How I Lead

I lead by ensuring everyone is working with complete and accurate information so that we’re all operating from the same assumptions. My goal as a leader is to empower individuals to make great decisions by marrying information with experience.

In digital transformation, great leaders take the time to understand the business context in which technology will live. Technology isn’t just about tools — it’s about enabling clarity, improving workflows, and building systems that tell the truth about performance. My approach combines strategic foresight with hands-on support, ensuring teams know where we’re going, how we’ll get there, and who can clear obstacles along the way.

When leading through change or uncertainty, I prioritize communication and alignment. I act as both a guide and a collector of insights, making sure the team stays connected to the goal while continuously adapting our approach.

Leadership in Practice

Leading Through Complexity

During the development of the construction module, the operations team grew frustrated with design choices made to accommodate downstream accounting workflows. They felt the system would create extra work for them, and enthusiasm for the project faded. I took the time to map out all workflows and visualize how data needed to flow across both functions. This exercise revealed how both teams could achieve efficiency without compromising on their needs. By redesigning the module around this shared understanding, we delivered a system that worked better for everyone — and, more importantly, regained full team buy-in.

Empowering Teams to Build Better Systems

When leading teams across functions, I focus on connecting business goals with technical reality. I begin by clarifying what success looks like at the executive level, then work with technical teams to design the best path to reach those outcomes. When misalignment arises, for instance, when executives prefer one technology that’s not the best fit, I bridge the communication gap. Rather than let either side misinterpret the other, I translate between business and technical perspectives to ensure the solution meets both strategic intent and practical feasibility.
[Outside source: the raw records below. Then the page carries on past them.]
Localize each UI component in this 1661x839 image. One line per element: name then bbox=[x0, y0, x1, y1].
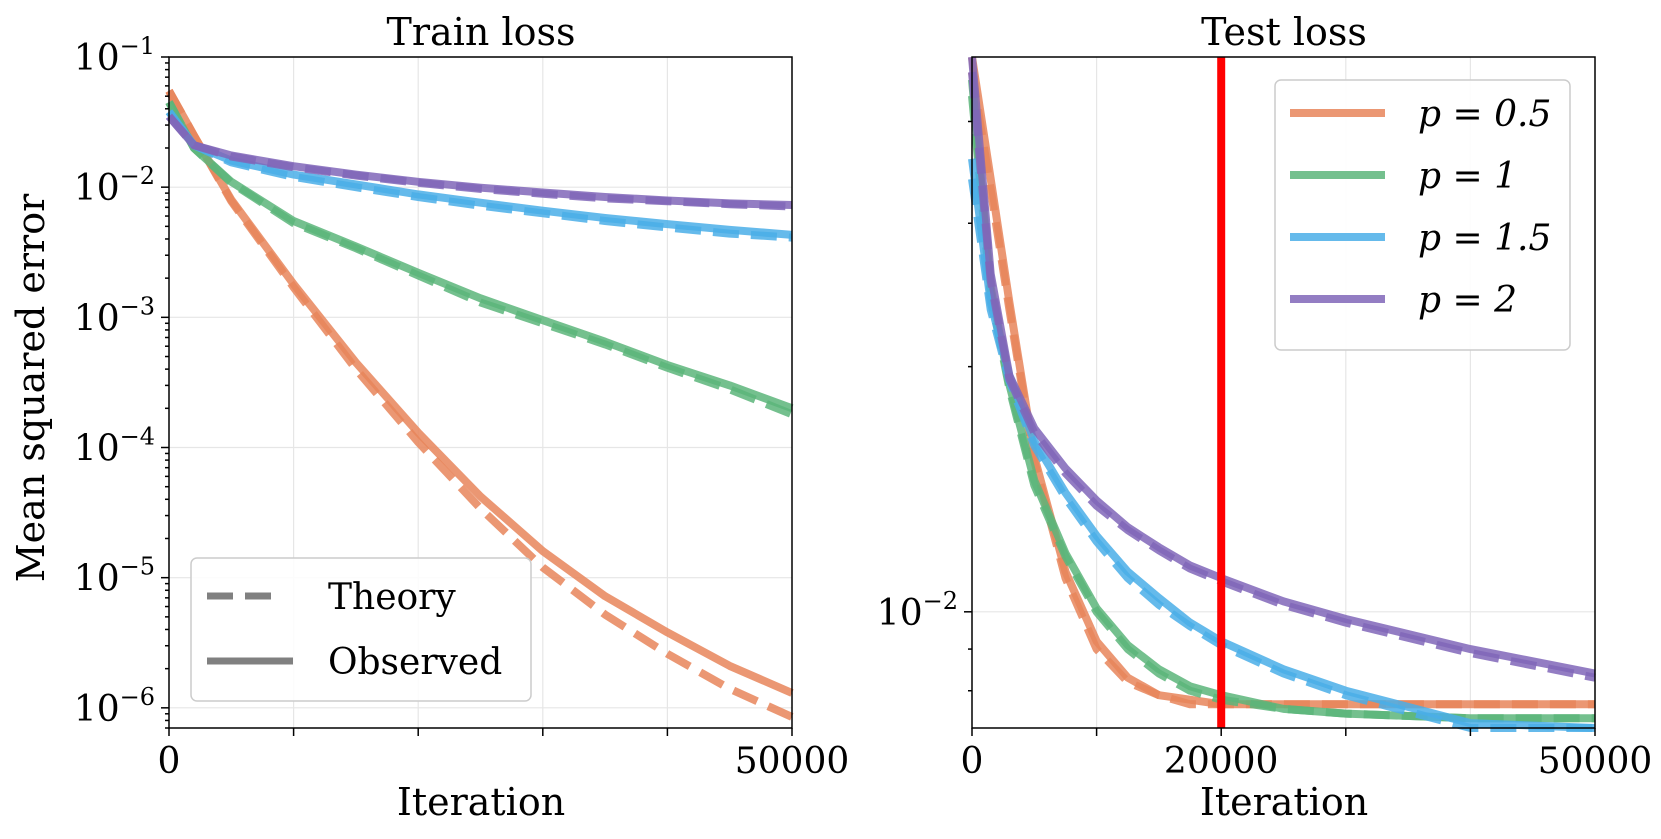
test-loss-series bbox=[968, 56, 1596, 732]
train-series-p-2-solid bbox=[165, 113, 793, 209]
test-loss-legend: p = 0.5 p = 1 p = 1.5 p = 2 bbox=[1274, 79, 1571, 351]
legend-label-p-2: p = 2 bbox=[1418, 280, 1517, 321]
train-series-p-1-dashed bbox=[165, 100, 794, 419]
test-series-p-2-dashed bbox=[968, 71, 1596, 682]
train-xtick-label: 50000 bbox=[735, 741, 850, 782]
test-xtick-label: 0 bbox=[961, 741, 984, 782]
legend-label-p-1: p = 1 bbox=[1418, 156, 1517, 197]
legend-label-p-1-5: p = 1.5 bbox=[1418, 218, 1551, 259]
test-loss-axes-frame bbox=[971, 56, 1596, 729]
train-loss-title: Train loss bbox=[387, 10, 576, 54]
train-loss-panel: Train loss Mean squared error Iteration … bbox=[9, 10, 849, 824]
test-series-p-1-5-dashed bbox=[968, 178, 1595, 732]
train-loss-legend-box bbox=[190, 557, 532, 702]
test-xtick-label: 50000 bbox=[1538, 741, 1653, 782]
train-series-p-0-5-solid bbox=[165, 88, 794, 697]
train-ytick-label: 10−6 bbox=[74, 683, 155, 730]
test-loss-panel: Test loss Iteration 0 20000 50000 10−2 p = … bbox=[877, 10, 1652, 824]
train-loss-axes-frame bbox=[168, 56, 793, 729]
train-ytick-label: 10−2 bbox=[74, 162, 155, 209]
test-loss-xlabel: Iteration bbox=[1200, 780, 1368, 824]
test-loss-legend-box bbox=[1274, 79, 1571, 351]
train-ytick-label: 10−1 bbox=[74, 32, 155, 79]
train-xtick-label: 0 bbox=[158, 741, 181, 782]
train-ytick-label: 10−5 bbox=[74, 553, 155, 600]
test-series-p-0-5-dashed bbox=[968, 71, 1595, 709]
legend-label-p-0-5: p = 0.5 bbox=[1418, 94, 1551, 135]
test-loss-title: Test loss bbox=[1201, 10, 1367, 54]
test-series-p-1-dashed bbox=[968, 95, 1595, 723]
train-series-p-1-5-dashed bbox=[165, 109, 793, 242]
legend-theory-label: Theory bbox=[328, 577, 456, 618]
train-ytick-label: 10−3 bbox=[74, 292, 155, 339]
train-loss-ylabel: Mean squared error bbox=[9, 193, 53, 582]
test-loss-ticks: 0 20000 50000 10−2 bbox=[877, 120, 1653, 782]
train-series-p-1-solid bbox=[165, 100, 794, 413]
train-loss-xlabel: Iteration bbox=[397, 780, 565, 824]
train-series-p-0-5-dashed bbox=[165, 88, 794, 721]
train-loss-ticks: 0 50000 10−6 10−5 10−4 10−3 10−2 10−1 bbox=[74, 32, 849, 782]
train-loss-series bbox=[165, 88, 794, 721]
legend-observed-label: Observed bbox=[328, 642, 502, 683]
train-loss-legend: Theory Observed bbox=[190, 557, 532, 702]
train-ytick-label: 10−4 bbox=[74, 423, 155, 470]
test-ytick-label: 10−2 bbox=[877, 587, 958, 634]
test-xtick-label: 20000 bbox=[1164, 741, 1279, 782]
Leading Through Integration and Change

I’ve learned that leadership in change management isn’t about control, it’s about empowerment. Early in my career, I believed the fastest path to success was having the right answer and explaining it. I’ve since learned that real leadership means helping others discover those answers themselves. Now, I focus on providing teams with the resources, access, and context they need to navigate uncertainty. By trusting people to take ownership and supporting them through problem-solving, I’ve seen teams grow stronger, more confident, and more innovative than before.

Strategic Philosophy

Systems Thinking as a Leadership Skill

To me, systems thinking is the ability to see the “why” behind every process, not just the “what.” It’s about understanding the full context in which decisions are made: the inputs, constraints, and ripple effects across teams.

When I co-led a NetSuite ERP implementation at Valtir, I oversaw the design of executive and operational reporting. Before I joined, the development team was rebuilding old reports one-for-one, without understanding what decisions those reports were meant to inform. Once we analyzed how each report was actually used, we retired redundant ones, consolidated overlapping metrics, and created new reports tailored to each team’s real decision flow. Some teams gained everything they needed from one report instead of three. The outcome of systems thinking is improving outcomes by redesigning how information moves through a company.

Why Context Is the Missing Piece in AI Strategy

Many organizations rush to implement AI without understanding what makes it valuable. The issue isn’t the technology, it’s the lack of structured data and context to make that technology useful.

I’ve seen companies introduce automation into workflows without aligning their data models or understanding the conditions under which automation succeeds. The result is usually frustration: teams must manually fix or prepare data just to get correct outputs. The real opportunity lies in designing frameworks that give AI meaningful input: clean, contextualized data that mirrors how the business operates. When systems are built this way, automation doesn’t just complete tasks faster, it becomes an intelligent extension of how the company thinks.

The Future of Strategy Is Cross-Functional

I believe the best strategies don’t exist in decks, they exist in decisions. A well-aligned organization is one where every person knows what the company is trying to achieve and how their work contributes to it.

In the next decade, strategy will evolve from static planning to dynamic system design. Leaders will be defined not by how much data they have, but by how effectively they structure and interpret it. Success will depend on synthesizing information into processes that reflect reality, not idealized models. The most effective leaders will be fluent across disciplines: they’ll understand finance, operations, engineering, and data, and connect them through shared systems that drive measurable results.